5 Replies Latest reply: Feb 14, 2013 6:16 AM by MrHoffman
stephanos Level 1 (0 points)

When some of our users redirect emails from third parties to other internal users it may take up to one day until they are delivered – only across the room. Why?


Mac Pro, OS X Mountain Lion (10.8.2), MacPro QuadCore
  • MrHoffman Level 6 (14,832 points)

    The only way to be reasonably certain of what's going on is to check the mail server logs and see what's being reported there (if anything).  While there are various triggers, greylisting would be one potential suspect.  Greylisting is an anti-spam technique, and that intentionally delays the earliest messages from previously-unknown sources.  Once servers are known, greylisting gets out of the way and messages arrive immediately.  But do check the mail server logs for relevent details.

  • stephanos Level 1 (0 points)

    Sounds reasonably, too. What makes me wonder is, why totally common domains are delayed. Let's reconstruct:

     

    The original sender is a domain we receive hundreds of emails, we redirect it internally from one user to another and then it suddenly takes up to 12 hrs to be delivered.

     

    user@client.com -> user1@cidcom.at -> user2@cidcom.at (this is the delayed recipient)

     

    So the initial mail from @client.com arrives in time at user1@cidcom.at.

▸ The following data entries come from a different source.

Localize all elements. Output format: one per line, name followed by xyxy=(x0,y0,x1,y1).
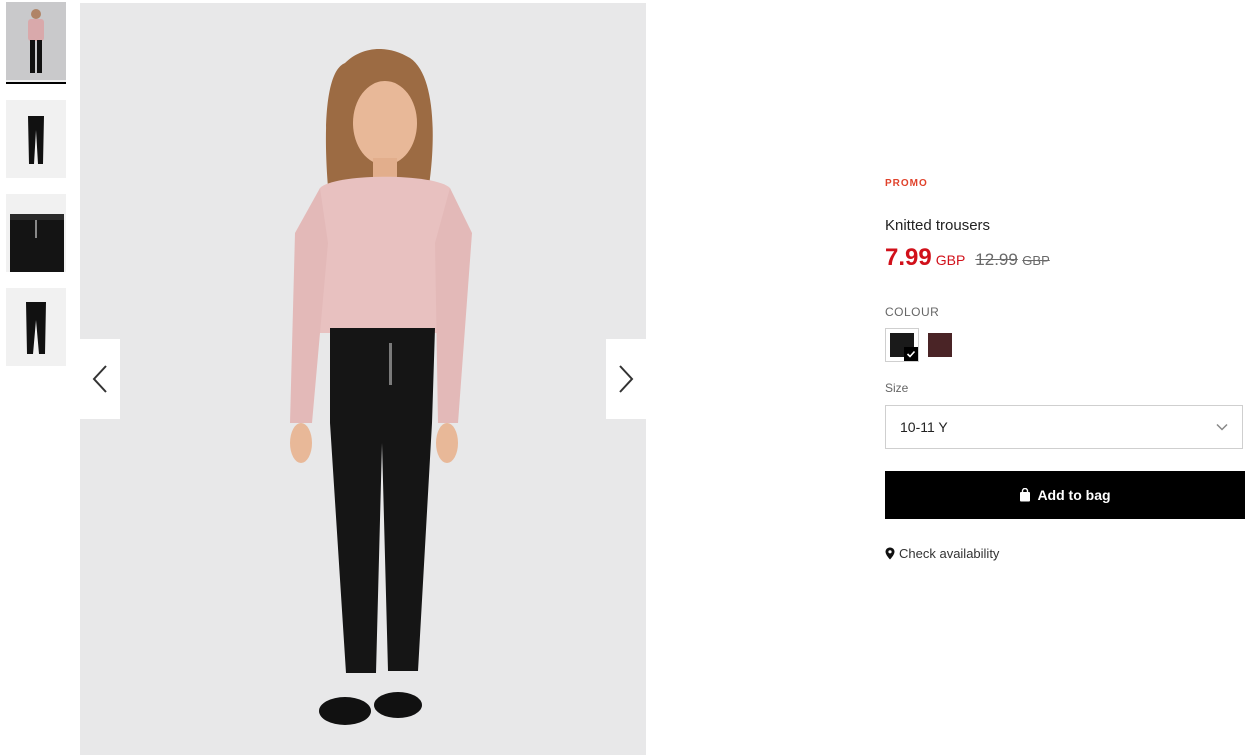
next-image-button[interactable] xyxy=(606,339,646,419)
promo-badge: PROMO xyxy=(885,178,928,189)
selected-check-icon xyxy=(904,347,918,361)
thumbnail-trousers-back[interactable] xyxy=(6,288,66,366)
thumbnail-trousers-detail[interactable] xyxy=(6,194,66,272)
old-price-currency: GBP xyxy=(1022,253,1050,268)
thumbnail-model-front[interactable] xyxy=(6,2,66,84)
size-label: Size xyxy=(885,381,909,395)
current-price-currency: GBP xyxy=(935,252,966,268)
current-price: 7.99 xyxy=(885,244,932,271)
thumbnail-list xyxy=(6,2,66,382)
colour-swatch-dark-burgundy[interactable] xyxy=(928,333,952,357)
add-to-bag-label: Add to bag xyxy=(1037,487,1111,503)
chevron-left-icon xyxy=(92,365,107,393)
product-title: Knitted trousers xyxy=(885,217,991,234)
add-to-bag-button[interactable]: Add to bag xyxy=(885,471,1245,519)
colour-swatch-black[interactable] xyxy=(885,328,919,362)
main-product-image xyxy=(80,3,646,755)
thumbnail-trousers-front[interactable] xyxy=(6,100,66,178)
check-availability-label: Check availability xyxy=(899,546,1000,561)
old-price: 12.99 xyxy=(975,250,1018,269)
check-availability-link[interactable]: Check availability xyxy=(885,546,999,561)
location-pin-icon xyxy=(885,547,895,560)
size-select[interactable]: 10-11 Y xyxy=(885,405,1243,449)
product-photo xyxy=(80,3,646,755)
colour-label: COLOUR xyxy=(885,305,940,319)
size-selected-value: 10-11 Y xyxy=(900,419,948,435)
previous-image-button[interactable] xyxy=(80,339,120,419)
price-row: 7.99 GBP 12.99 GBP xyxy=(885,244,1050,272)
shopping-bag-icon xyxy=(1020,488,1031,502)
chevron-down-icon xyxy=(1216,423,1228,431)
colour-swatches xyxy=(885,328,952,362)
chevron-right-icon xyxy=(619,365,634,393)
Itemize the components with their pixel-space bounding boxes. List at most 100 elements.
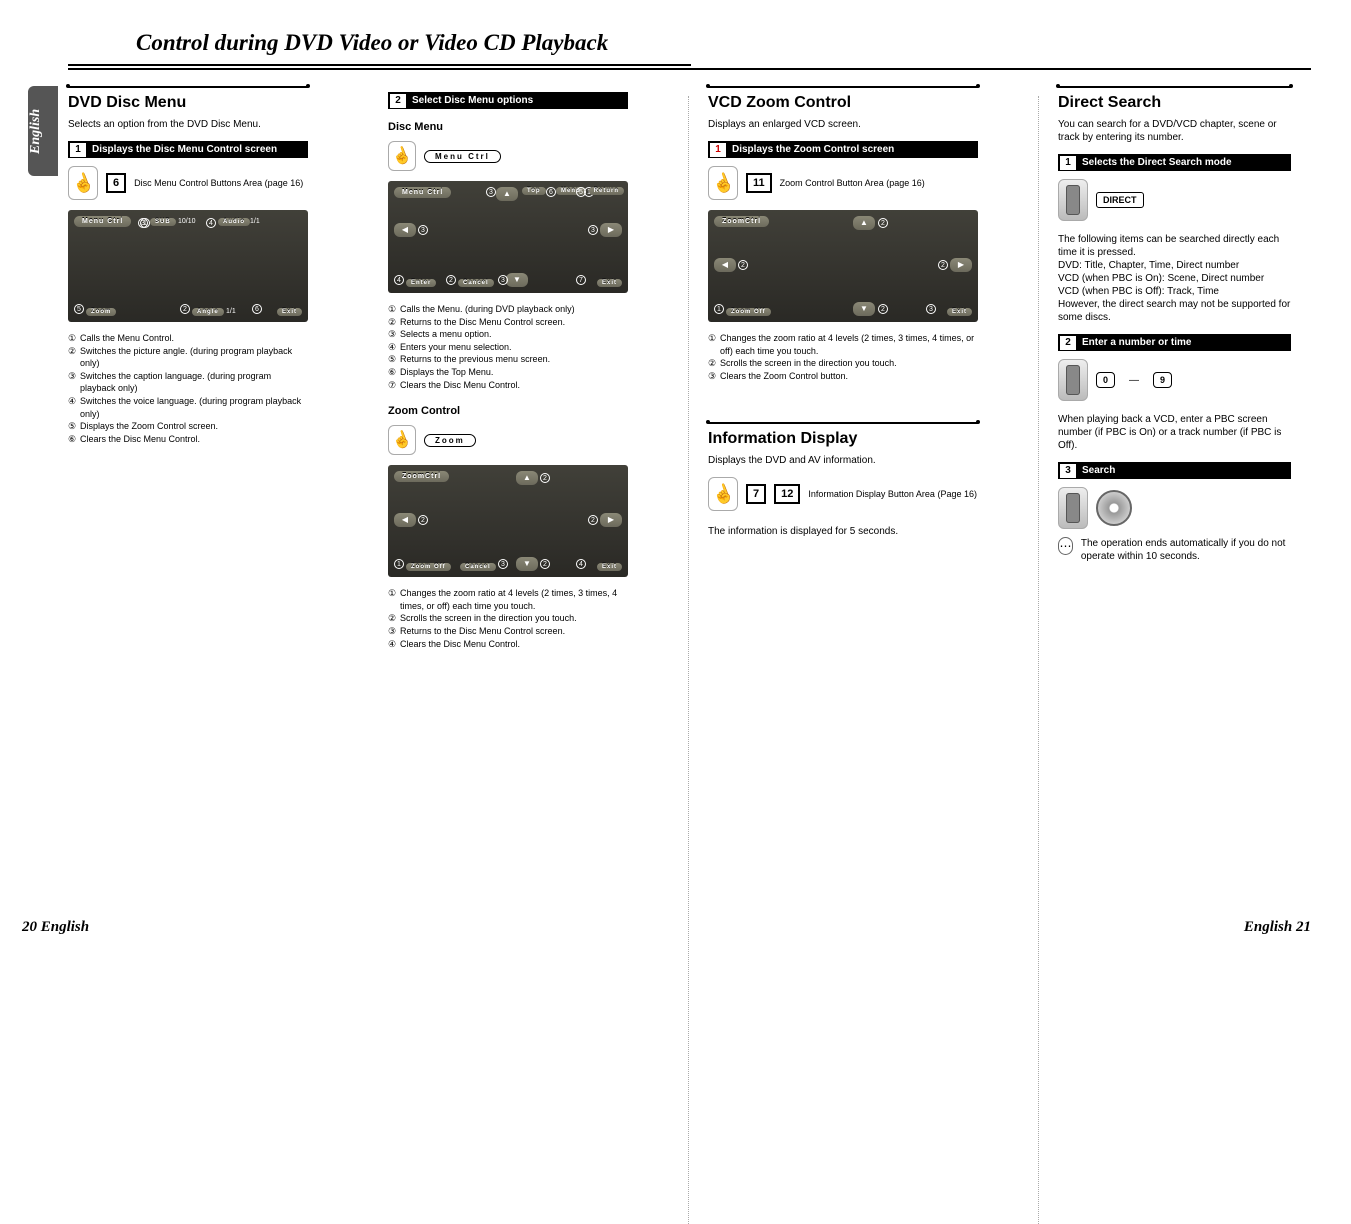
touch-icon (388, 141, 416, 171)
callout-2: 2 (446, 275, 456, 285)
touch-row-vcd: 11 Zoom Control Button Area (page 16) (708, 166, 978, 200)
list-item: Displays the Zoom Control screen. (68, 420, 308, 433)
arrow-down-icon: ▼ (853, 302, 875, 316)
callout-3b: 3 (418, 225, 428, 235)
list-item: Returns to the Disc Menu Control screen. (388, 625, 628, 638)
callout-2: 2 (180, 304, 190, 314)
pill-zoomctrl: ZoomCtrl (714, 216, 769, 227)
pill-zoomctrl: ZoomCtrl (394, 471, 449, 482)
content: DVD Disc Menu Selects an option from the… (68, 86, 1311, 664)
pill-zoom: Zoom (86, 308, 116, 316)
pill-menuctrl: Menu Ctrl (74, 216, 131, 227)
list-item: Clears the Disc Menu Control. (388, 638, 628, 651)
remote-row-search (1058, 487, 1291, 529)
step-label: Select Disc Menu options (412, 95, 533, 106)
callout-3d: 3 (498, 275, 508, 285)
direct-para: The following items can be searched dire… (1058, 233, 1291, 324)
pill-return: Return (589, 187, 624, 195)
list-item: Changes the zoom ratio at 4 levels (2 ti… (388, 587, 628, 612)
callout-2d: 2 (540, 559, 550, 569)
arrow-down-icon: ▼ (516, 557, 538, 571)
step-1-dvd: 1 Displays the Disc Menu Control screen (68, 141, 308, 158)
list-item: Changes the zoom ratio at 4 levels (2 ti… (708, 332, 978, 357)
list-item: Clears the Disc Menu Control. (388, 379, 628, 392)
touch-caption: Information Display Button Area (Page 16… (808, 489, 977, 500)
list-item: Enters your menu selection. (388, 341, 628, 354)
intro-dvd-disc-menu: Selects an option from the DVD Disc Menu… (68, 118, 308, 131)
list-item: Returns to the Disc Menu Control screen. (388, 316, 628, 329)
list-vcd: Changes the zoom ratio at 4 levels (2 ti… (708, 332, 978, 382)
step-num: 2 (390, 94, 406, 108)
info-para: The information is displayed for 5 secon… (708, 525, 978, 538)
intro-info: Displays the DVD and AV information. (708, 454, 978, 467)
list-zoom: Changes the zoom ratio at 4 levels (2 ti… (388, 587, 628, 650)
key-9: 9 (1153, 372, 1172, 388)
step-label: Displays the Zoom Control screen (732, 144, 894, 155)
pill-exit: Exit (277, 308, 302, 316)
step-num: 2 (1060, 336, 1076, 350)
column-dvd-disc-menu: DVD Disc Menu Selects an option from the… (68, 86, 328, 664)
menuctrl-button: Menu Ctrl (424, 150, 501, 163)
area-num-12: 12 (774, 484, 800, 504)
list-item: Selects a menu option. (388, 328, 628, 341)
language-tab: English (28, 86, 58, 176)
callout-3: 3 (138, 218, 148, 228)
title-rule (68, 68, 1311, 70)
pill-zoomoff: Zoom Off (406, 563, 451, 571)
heading-info-display: Information Display (708, 430, 978, 448)
callout-2b: 2 (418, 515, 428, 525)
callout-2c: 2 (938, 260, 948, 270)
callout-3: 3 (486, 187, 496, 197)
intro-direct: You can search for a DVD/VCD chapter, sc… (1058, 118, 1291, 144)
area-num: 6 (106, 173, 126, 193)
step-1-vcd: 1 Displays the Zoom Control screen (708, 141, 978, 158)
column-vcd: VCD Zoom Control Displays an enlarged VC… (688, 86, 998, 664)
callout-3: 3 (926, 304, 936, 314)
list-dvd: Calls the Menu Control. Switches the pic… (68, 332, 308, 445)
list-item: Switches the picture angle. (during prog… (68, 345, 308, 370)
area-num-7: 7 (746, 484, 766, 504)
touch-icon (708, 477, 738, 511)
note-icon (1058, 537, 1073, 555)
step-num: 1 (710, 143, 726, 157)
step-2-dvd: 2 Select Disc Menu options (388, 92, 628, 109)
step-3-direct: 3 Search (1058, 462, 1291, 479)
angle-val: 1/1 (226, 308, 236, 315)
arrow-right-icon: ▶ (950, 258, 972, 272)
touch-row-dvd: 6 Disc Menu Control Buttons Area (page 1… (68, 166, 308, 200)
screen-disc-menu: Menu Ctrl ▲ 3 Top 6 Menu 1 Return 5 ◀ 3 … (388, 181, 628, 293)
sub-val: 10/10 (178, 218, 196, 225)
note-row: The operation ends automatically if you … (1058, 537, 1291, 563)
step-label: Displays the Disc Menu Control screen (92, 144, 277, 155)
arrow-left-icon: ◀ (714, 258, 736, 272)
list-item: Clears the Disc Menu Control. (68, 433, 308, 446)
callout-4: 4 (576, 559, 586, 569)
touch-caption: Disc Menu Control Buttons Area (page 16) (134, 178, 303, 189)
screen-dvd-menu: Menu Ctrl 1 SUB 10/10 4 Audio 1/1 3 5 Zo… (68, 210, 308, 322)
list-item: Scrolls the screen in the direction you … (388, 612, 628, 625)
touch-row-discmenu: Menu Ctrl (388, 141, 628, 171)
list-item: Calls the Menu. (during DVD playback onl… (388, 303, 628, 316)
list-item: Clears the Zoom Control button. (708, 370, 978, 383)
callout-2d: 2 (878, 304, 888, 314)
direct-para2: When playing back a VCD, enter a PBC scr… (1058, 413, 1291, 452)
callout-4: 4 (206, 218, 216, 228)
area-num: 11 (746, 173, 772, 193)
arrow-left-icon: ◀ (394, 223, 416, 237)
touch-icon (68, 166, 98, 200)
callout-4: 4 (394, 275, 404, 285)
page-title: Control during DVD Video or Video CD Pla… (68, 0, 691, 66)
callout-1: 1 (714, 304, 724, 314)
callout-2: 2 (540, 473, 550, 483)
intro-vcd-zoom: Displays an enlarged VCD screen. (708, 118, 978, 131)
callout-6: 6 (252, 304, 262, 314)
arrow-up-icon: ▲ (516, 471, 538, 485)
footer-right: English 21 (1244, 919, 1311, 936)
footer-left: 20 English (22, 919, 89, 936)
note-text: The operation ends automatically if you … (1081, 537, 1291, 563)
remote-icon (1058, 179, 1088, 221)
heading-direct-search: Direct Search (1058, 94, 1291, 112)
touch-row-info: 7 12 Information Display Button Area (Pa… (708, 477, 978, 511)
callout-2b: 2 (738, 260, 748, 270)
screen-vcd-zoom: ZoomCtrl ▲ 2 ◀ 2 ▶ 2 1 Zoom Off ▼ 2 3 Ex… (708, 210, 978, 322)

Why should greylisting apply AFTER the redirect? ... I am not that good in interpreting logs, but in logical thinking

     

    Where should I look first?

  • MrHoffman Level 6 (14,832 points)

    Ok; so the users involved are not in various domains.  Then it is not likely greylisting, or greylisting has gone rather wacky.  Please check the mail server logs.  Start with /var/log/mail.log and /var/log/mailaccess.log files, and see what's being reported there related to messages traversing your network.

     

    I'm getting two PTRs back for your mail server IP address DNS, which looks rather strange.  I'd expect just one, as mail servers are generally expected to have one A record, which means matching forward (A) and reverse (PTR) DNS translations.

  • stephanos Level 1 (0 points)

    I went thru both logs, but can't find anything that tells me how messages might get held up while travelling internally in our network. The two PTRs are reasoned by two servers, as the 10.6.8 server is actually perfoming mail services and the new 10.8.x server should have been the replacement as a push mail server but Apple never made this announcement followed up by actions. So we're stuck in a foundation. 

  • MrHoffman Level 6 (14,832 points)

    AFAIK, a mail server has and must have exactly one address.  That's one PTR record.  Not two.

     

    Humor me.  Get rid of that second PTR definition.